Xin Xie,Chentao Wu,Junqing Gu,Han Qiu,Jie Li,Minyi Guo,Xubin He,Yuanyuan Dong,Yafei Zhao
DOI: https://doi.org/10.1109/msst.2019.00004
2019-01-01
Abstract:As data in modern cloud storage system grows dramatically, it's a common method to partition data and store them in different Availability Zones (AZs). Multiple AZs not only provide high fault tolerance (e.g., rack level tolerance or disaster tolerance), but also reduce the network latency. Replication and Erasure Codes (EC) are typical data redundancy methods to provide high reliability for storage systems.

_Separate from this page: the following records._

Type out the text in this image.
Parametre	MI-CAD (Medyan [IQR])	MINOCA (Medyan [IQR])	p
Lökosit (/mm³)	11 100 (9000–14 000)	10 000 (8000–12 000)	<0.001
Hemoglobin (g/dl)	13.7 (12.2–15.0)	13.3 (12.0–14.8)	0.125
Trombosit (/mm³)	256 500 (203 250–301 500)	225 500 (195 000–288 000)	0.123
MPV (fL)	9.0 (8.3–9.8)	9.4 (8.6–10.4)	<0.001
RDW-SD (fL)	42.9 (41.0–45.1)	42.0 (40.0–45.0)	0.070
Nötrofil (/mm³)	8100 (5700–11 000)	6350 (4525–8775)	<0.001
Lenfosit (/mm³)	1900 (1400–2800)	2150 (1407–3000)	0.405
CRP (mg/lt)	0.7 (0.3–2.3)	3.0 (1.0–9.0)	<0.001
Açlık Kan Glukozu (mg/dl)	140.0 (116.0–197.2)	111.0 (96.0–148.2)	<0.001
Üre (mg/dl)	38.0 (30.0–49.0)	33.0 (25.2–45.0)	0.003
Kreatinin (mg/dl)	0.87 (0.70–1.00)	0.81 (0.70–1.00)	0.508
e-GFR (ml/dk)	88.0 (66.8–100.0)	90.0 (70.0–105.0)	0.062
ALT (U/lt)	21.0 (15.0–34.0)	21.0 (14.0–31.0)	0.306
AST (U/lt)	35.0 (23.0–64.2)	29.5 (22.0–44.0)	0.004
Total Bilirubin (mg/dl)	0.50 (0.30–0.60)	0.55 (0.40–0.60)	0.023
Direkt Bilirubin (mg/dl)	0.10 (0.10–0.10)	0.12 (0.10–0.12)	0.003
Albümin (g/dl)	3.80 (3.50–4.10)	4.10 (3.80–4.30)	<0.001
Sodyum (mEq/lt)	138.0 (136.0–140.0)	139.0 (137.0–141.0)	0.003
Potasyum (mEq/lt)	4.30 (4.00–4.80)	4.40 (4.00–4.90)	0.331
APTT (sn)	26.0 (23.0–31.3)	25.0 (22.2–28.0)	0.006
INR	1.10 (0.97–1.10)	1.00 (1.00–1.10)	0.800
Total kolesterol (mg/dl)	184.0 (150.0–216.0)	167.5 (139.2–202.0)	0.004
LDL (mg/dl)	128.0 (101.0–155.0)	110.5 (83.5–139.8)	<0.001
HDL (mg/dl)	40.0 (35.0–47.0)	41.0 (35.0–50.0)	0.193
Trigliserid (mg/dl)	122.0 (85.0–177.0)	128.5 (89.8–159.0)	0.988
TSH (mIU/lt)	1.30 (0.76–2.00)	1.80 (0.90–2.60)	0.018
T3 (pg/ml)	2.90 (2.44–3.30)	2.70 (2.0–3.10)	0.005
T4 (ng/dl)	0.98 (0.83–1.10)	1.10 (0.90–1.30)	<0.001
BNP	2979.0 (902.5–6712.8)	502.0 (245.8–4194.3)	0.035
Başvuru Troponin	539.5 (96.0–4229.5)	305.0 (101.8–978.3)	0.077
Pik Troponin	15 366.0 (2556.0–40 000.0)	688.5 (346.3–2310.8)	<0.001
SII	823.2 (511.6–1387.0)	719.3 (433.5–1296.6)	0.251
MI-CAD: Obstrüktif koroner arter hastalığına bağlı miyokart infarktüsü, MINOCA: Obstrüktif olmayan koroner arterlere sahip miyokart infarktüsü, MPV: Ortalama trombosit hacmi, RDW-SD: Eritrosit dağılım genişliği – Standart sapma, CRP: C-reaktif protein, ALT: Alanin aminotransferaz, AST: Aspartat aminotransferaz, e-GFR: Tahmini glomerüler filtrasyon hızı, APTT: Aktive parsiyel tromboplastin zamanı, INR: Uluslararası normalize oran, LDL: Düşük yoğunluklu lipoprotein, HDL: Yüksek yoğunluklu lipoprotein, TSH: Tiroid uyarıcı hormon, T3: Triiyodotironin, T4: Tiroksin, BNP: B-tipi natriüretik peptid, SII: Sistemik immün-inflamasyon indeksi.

Compared with the replication approach, erasure codes can achieve much lower monetary cost with the same fault-tolerance capability. However, the recovery cost of EC is extremely high in multiple AZ environment, especially because of its high bandwidth consumption in data centers. LRC is a widely used EC to reduce the recovery cost, but the storage efficiency is sacrificed. MSR code is designed to decrease the recovery cost with high storage efficiency, but its computation is too complex. To address this problem, in this paper, we propose an erasure code for multiple availability zones (called AZ-Code), which is a hybrid code by taking advantages of both MSR code and LRC codes. AZ-Code utilizes a specific MSR code as the local parity layout, and a typical RS code is used to generate the global parities. In this way, AZ-Code can keep low recovery cost with high reliability. To demonstrate the effectiveness of AZ-Code, we evaluate various erasure codes via mathematical analysis and experiments in Hadoop systems. The results show that, compared to the traditional erasure coding methods, AZ-Code saves the recovery bandwidth by up to 78.24%.